A propriedade de dados digitais já é bastante complexa. Se você ler as letras miúdas, vai descobrir que você não é dono do software, aplicativos, músicas digitais ou e-books que comprou. Pelo menos não da mesma forma em que você é dono de um livro de papel. Em vez da propriedade, você comprou uma licença para baixá-los ou exibi-los. E ela pode ser rescindida pelo editor ou distribuidor. Uma música ou livro que você gosta hoje pode desaparecer do seu dispositivo amanhã com um simples estalar de dedos ao estilo Thanos de corporações como a Universal ou a Amazon.
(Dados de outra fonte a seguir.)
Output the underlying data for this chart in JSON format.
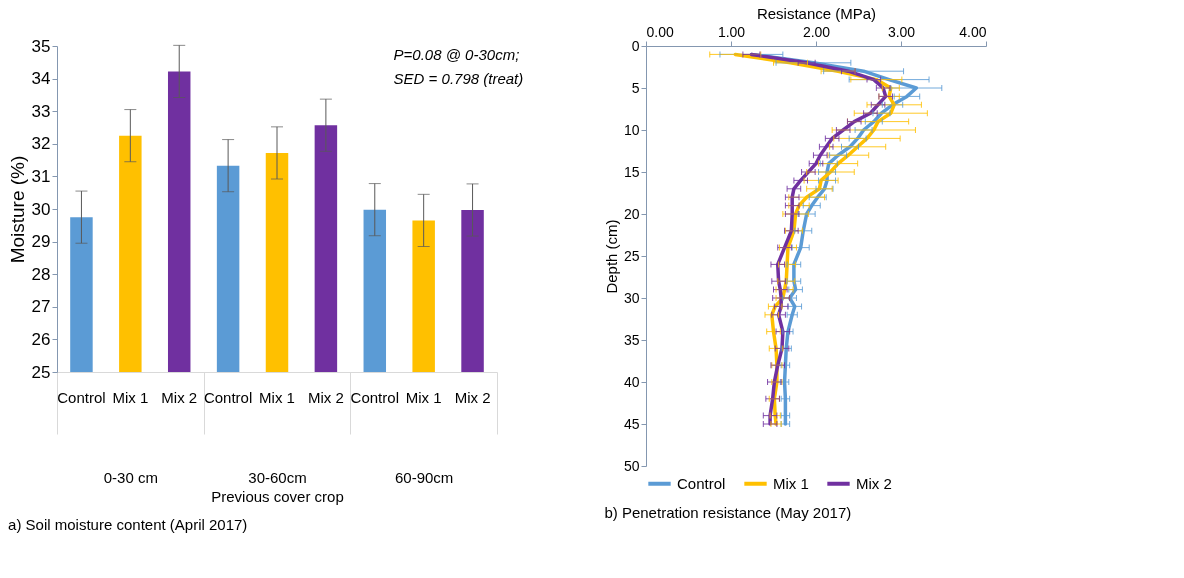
{
  "chart_data": [
    {
      "type": "bar",
      "title": "a) Soil moisture content (April 2017)",
      "xlabel": "Previous cover crop",
      "ylabel": "Moisture (%)",
      "categories": [
        "0-30 cm",
        "30-60cm",
        "60-90cm"
      ],
      "series": [
        {
          "name": "Control",
          "color": "#5b9bd5",
          "values": [
            29.75,
            31.33,
            29.98
          ],
          "errors": [
            0.8,
            0.8,
            0.8
          ]
        },
        {
          "name": "Mix 1",
          "color": "#ffc000",
          "values": [
            32.25,
            31.72,
            29.65
          ],
          "errors": [
            0.8,
            0.8,
            0.8
          ]
        },
        {
          "name": "Mix 2",
          "color": "#7030a0",
          "values": [
            34.22,
            32.57,
            29.97
          ],
          "errors": [
            0.8,
            0.8,
            0.8
          ]
        }
      ],
      "ylim": [
        25,
        35
      ],
      "yticks": [
        25,
        26,
        27,
        28,
        29,
        30,
        31,
        32,
        33,
        34,
        35
      ],
      "grid": false,
      "legend": false,
      "annotations": [
        "P=0.08 @ 0-30cm;",
        "SED = 0.798 (treat)"
      ]
    },
    {
      "type": "line",
      "title": "b) Penetration resistance (May 2017)",
      "xlabel": "Resistance (MPa)",
      "ylabel": "Depth (cm)",
      "xlim": [
        0,
        4
      ],
      "xticks": [
        {
          "value": 0,
          "label": "0.00"
        },
        {
          "value": 1,
          "label": "1.00"
        },
        {
          "value": 2,
          "label": "2.00"
        },
        {
          "value": 3,
          "label": "3.00"
        },
        {
          "value": 4,
          "label": "4.00"
        }
      ],
      "ylim": [
        50,
        0
      ],
      "yticks": [
        0,
        5,
        10,
        15,
        20,
        25,
        30,
        35,
        40,
        45,
        50
      ],
      "grid": false,
      "legend": "bottom",
      "series": [
        {
          "name": "Control",
          "color": "#5b9bd5",
          "x": [
            1.24,
            1.97,
            2.56,
            2.86,
            3.18,
            3.07,
            2.9,
            2.77,
            2.68,
            2.56,
            2.49,
            2.4,
            2.26,
            2.15,
            2.13,
            2.13,
            2.1,
            2.02,
            1.95,
            1.89,
            1.85,
            1.82,
            1.74,
            1.74,
            1.76,
            1.69,
            1.75,
            1.72,
            1.67,
            1.65,
            1.64,
            1.63,
            1.64,
            1.64,
            1.64
          ],
          "values": [
            1,
            2,
            3,
            4,
            5,
            6,
            7,
            8,
            9,
            10,
            11,
            12,
            13,
            14,
            15,
            16,
            17,
            18,
            19,
            20,
            22,
            24,
            26,
            28,
            29,
            30,
            31,
            32,
            34,
            36,
            38,
            40,
            42,
            44,
            45
          ],
          "xerrors": [
            0.37,
            0.44,
            0.47,
            0.47,
            0.3,
            0.15,
            0.12,
            0.1,
            0.1,
            0.1,
            0.1,
            0.1,
            0.1,
            0.1,
            0.1,
            0.1,
            0.1,
            0.1,
            0.1,
            0.1,
            0.1,
            0.1,
            0.08,
            0.08,
            0.08,
            0.08,
            0.08,
            0.06,
            0.06,
            0.06,
            0.05,
            0.05,
            0.05,
            0.05,
            0.05
          ]
        },
        {
          "name": "Mix 1",
          "color": "#ffc000",
          "x": [
            1.05,
            1.7,
            2.26,
            2.71,
            2.88,
            2.86,
            2.92,
            2.88,
            2.73,
            2.68,
            2.6,
            2.49,
            2.38,
            2.26,
            2.17,
            2.06,
            2.04,
            1.89,
            1.8,
            1.76,
            1.74,
            1.67,
            1.66,
            1.65,
            1.63,
            1.61,
            1.52,
            1.48,
            1.5,
            1.53,
            1.54,
            1.54,
            1.51,
            1.52,
            1.53
          ],
          "values": [
            1,
            2,
            3,
            4,
            5,
            6,
            7,
            8,
            9,
            10,
            11,
            12,
            13,
            14,
            15,
            16,
            17,
            18,
            19,
            20,
            22,
            24,
            26,
            28,
            29,
            30,
            31,
            32,
            34,
            36,
            38,
            40,
            42,
            44,
            45
          ],
          "xerrors": [
            0.3,
            0.2,
            0.2,
            0.3,
            0.1,
            0.12,
            0.32,
            0.43,
            0.36,
            0.49,
            0.39,
            0.33,
            0.24,
            0.23,
            0.28,
            0.2,
            0.15,
            0.21,
            0.12,
            0.15,
            0.1,
            0.1,
            0.1,
            0.1,
            0.1,
            0.08,
            0.08,
            0.08,
            0.08,
            0.08,
            0.06,
            0.06,
            0.06,
            0.06,
            0.06
          ]
        },
        {
          "name": "Mix 2",
          "color": "#7030a0",
          "x": [
            1.24,
            1.89,
            2.38,
            2.68,
            2.79,
            2.82,
            2.73,
            2.64,
            2.45,
            2.32,
            2.19,
            2.12,
            2.05,
            2.0,
            1.91,
            1.82,
            1.74,
            1.72,
            1.72,
            1.72,
            1.71,
            1.63,
            1.55,
            1.56,
            1.58,
            1.59,
            1.59,
            1.56,
            1.61,
            1.6,
            1.55,
            1.51,
            1.49,
            1.46,
            1.46
          ],
          "values": [
            1,
            2,
            3,
            4,
            5,
            6,
            7,
            8,
            9,
            10,
            11,
            12,
            13,
            14,
            15,
            16,
            17,
            18,
            19,
            20,
            22,
            24,
            26,
            28,
            29,
            30,
            31,
            32,
            34,
            36,
            38,
            40,
            42,
            44,
            45
          ],
          "xerrors": [
            0.1,
            0.1,
            0.08,
            0.08,
            0.08,
            0.08,
            0.08,
            0.08,
            0.08,
            0.08,
            0.08,
            0.08,
            0.08,
            0.08,
            0.08,
            0.08,
            0.08,
            0.08,
            0.08,
            0.08,
            0.08,
            0.08,
            0.08,
            0.08,
            0.08,
            0.1,
            0.08,
            0.08,
            0.08,
            0.08,
            0.08,
            0.08,
            0.08,
            0.08,
            0.08
          ]
        }
      ]
    }
  ]
}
Talvez você acredite que as coisas sejam diferentes com os dados criados por você, mas muitas vezes é até pior. Um aplicativo que você instala para aplicar filtros fantásticos às suas fotos pode exigir a propriedade de todos os direitos sobre aquelas criações e até mesmo usar suas fotos para publicidade no perfil da empresa (não no seu, claro). Quando pessoas passaram a reclamar sobre o uso não autorizado de suas imagens, as empresas simplesmente adicionaram algumas cláusulas aos termos e serviços de seus aplicativos concedendo essa permissão. Como ninguém lê aquelas páginas infinitas com informações legais antes de clicar em “OK”, geralmente os usuários têm pouco argumento de defesa num tribunal.
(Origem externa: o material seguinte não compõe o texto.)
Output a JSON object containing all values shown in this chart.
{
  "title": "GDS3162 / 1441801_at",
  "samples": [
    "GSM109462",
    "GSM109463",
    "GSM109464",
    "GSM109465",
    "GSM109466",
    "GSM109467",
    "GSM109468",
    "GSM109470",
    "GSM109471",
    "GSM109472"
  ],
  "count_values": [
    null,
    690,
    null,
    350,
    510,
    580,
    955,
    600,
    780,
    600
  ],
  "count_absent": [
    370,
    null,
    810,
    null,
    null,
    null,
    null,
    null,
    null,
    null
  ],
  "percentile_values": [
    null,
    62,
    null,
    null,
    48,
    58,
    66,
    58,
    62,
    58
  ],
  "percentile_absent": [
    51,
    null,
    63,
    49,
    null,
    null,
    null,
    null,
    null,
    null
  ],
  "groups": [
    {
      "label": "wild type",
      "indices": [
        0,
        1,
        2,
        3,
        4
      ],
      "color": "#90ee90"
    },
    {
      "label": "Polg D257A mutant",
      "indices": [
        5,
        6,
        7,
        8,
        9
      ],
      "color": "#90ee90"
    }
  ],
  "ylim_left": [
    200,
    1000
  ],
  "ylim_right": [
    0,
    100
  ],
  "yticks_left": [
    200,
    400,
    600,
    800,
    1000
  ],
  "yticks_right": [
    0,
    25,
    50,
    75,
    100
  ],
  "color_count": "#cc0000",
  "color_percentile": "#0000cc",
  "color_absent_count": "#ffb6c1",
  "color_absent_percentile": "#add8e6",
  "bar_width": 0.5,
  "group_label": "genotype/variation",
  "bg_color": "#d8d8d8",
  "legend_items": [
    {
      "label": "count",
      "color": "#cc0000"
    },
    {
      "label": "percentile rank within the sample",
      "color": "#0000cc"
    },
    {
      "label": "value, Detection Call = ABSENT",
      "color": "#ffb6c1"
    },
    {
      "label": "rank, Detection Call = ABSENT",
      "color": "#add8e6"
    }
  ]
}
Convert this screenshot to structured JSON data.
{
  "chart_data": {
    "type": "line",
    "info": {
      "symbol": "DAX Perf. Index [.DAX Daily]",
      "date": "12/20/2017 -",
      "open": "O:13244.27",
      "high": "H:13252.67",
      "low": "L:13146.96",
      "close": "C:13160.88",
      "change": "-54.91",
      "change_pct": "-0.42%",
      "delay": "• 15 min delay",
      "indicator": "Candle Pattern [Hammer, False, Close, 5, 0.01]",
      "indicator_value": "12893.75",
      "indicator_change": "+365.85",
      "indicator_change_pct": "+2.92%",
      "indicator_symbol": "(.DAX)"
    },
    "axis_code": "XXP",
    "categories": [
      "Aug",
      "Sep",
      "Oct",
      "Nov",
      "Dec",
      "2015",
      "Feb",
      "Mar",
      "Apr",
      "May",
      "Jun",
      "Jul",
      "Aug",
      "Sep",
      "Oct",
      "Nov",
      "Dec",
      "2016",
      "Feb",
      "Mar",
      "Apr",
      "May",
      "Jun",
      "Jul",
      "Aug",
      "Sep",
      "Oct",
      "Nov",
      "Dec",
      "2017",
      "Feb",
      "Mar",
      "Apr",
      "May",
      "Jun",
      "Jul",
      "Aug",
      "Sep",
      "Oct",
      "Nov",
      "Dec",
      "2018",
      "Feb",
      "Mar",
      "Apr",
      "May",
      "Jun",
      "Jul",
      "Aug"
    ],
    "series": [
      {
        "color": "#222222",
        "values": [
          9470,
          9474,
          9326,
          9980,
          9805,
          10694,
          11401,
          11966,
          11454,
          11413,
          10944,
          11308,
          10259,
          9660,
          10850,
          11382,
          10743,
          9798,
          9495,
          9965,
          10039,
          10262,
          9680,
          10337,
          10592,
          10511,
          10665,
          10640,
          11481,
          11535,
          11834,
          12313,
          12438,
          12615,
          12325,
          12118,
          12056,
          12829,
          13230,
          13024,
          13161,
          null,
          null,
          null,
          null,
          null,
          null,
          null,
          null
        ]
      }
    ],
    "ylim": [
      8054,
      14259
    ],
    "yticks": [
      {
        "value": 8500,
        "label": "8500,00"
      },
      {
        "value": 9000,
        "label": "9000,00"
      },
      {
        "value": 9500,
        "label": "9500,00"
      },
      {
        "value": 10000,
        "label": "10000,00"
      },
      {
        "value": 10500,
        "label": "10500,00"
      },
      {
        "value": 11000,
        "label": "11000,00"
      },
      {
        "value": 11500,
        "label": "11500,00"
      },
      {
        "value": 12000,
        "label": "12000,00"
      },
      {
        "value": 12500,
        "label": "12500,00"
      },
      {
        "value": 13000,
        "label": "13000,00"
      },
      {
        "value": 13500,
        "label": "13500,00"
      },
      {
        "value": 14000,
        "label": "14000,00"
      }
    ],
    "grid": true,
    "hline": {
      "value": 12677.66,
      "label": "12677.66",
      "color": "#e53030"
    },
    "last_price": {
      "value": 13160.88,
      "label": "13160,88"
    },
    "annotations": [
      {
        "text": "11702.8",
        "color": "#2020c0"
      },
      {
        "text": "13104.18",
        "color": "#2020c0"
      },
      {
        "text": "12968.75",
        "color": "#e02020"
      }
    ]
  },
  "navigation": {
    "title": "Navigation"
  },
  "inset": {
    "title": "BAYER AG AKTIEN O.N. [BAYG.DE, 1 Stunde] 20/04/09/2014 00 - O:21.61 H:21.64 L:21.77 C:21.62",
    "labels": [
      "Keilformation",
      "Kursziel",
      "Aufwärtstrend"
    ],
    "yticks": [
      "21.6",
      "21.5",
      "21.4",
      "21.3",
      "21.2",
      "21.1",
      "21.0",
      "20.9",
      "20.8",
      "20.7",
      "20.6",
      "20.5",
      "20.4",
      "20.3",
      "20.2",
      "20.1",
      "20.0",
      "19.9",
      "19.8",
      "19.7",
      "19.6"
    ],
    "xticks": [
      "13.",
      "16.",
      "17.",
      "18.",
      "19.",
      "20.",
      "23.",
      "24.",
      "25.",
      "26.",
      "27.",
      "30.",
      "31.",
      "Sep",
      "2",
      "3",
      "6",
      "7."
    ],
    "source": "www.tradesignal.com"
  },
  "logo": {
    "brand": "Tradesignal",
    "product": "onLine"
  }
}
Isso pode parecer uma área obscura para pessoas como eu, que não cresceram com fotos online compartilhadas em mídias sociais (ou câmeras digitais, ou internet...), mas para essa geração, é óbvio que seus dados deveriam permanecer seus, a não ser que sejam vendidos ou explicitamente concedidos. Minha filha adolescente sabe que seus dados estão sendo enviados e armazenados no mundo todo, mas ela acredita que eles ainda sejam seus de todas as formas que interessam, ou deveriam ser. Essa é uma visão saudável. O problema é construir um sistema legal que dê suporte a isso.

Em 1928, a Suprema Corte dos EUA julgou um caso marcante, Olmstead x EUA, que mostrou como a lei pode ficar bem para trás da tecnologia em termos de direitos. Com um placar de 5 a 4, o chefe de justiça (e ex-presidente) William Taft argumentou que escutas telefônicas do réu sem um mandado não representava uma violação da Quarta Emenda, porque, antes, ela tinha sido aplicada apenas a buscas físicas.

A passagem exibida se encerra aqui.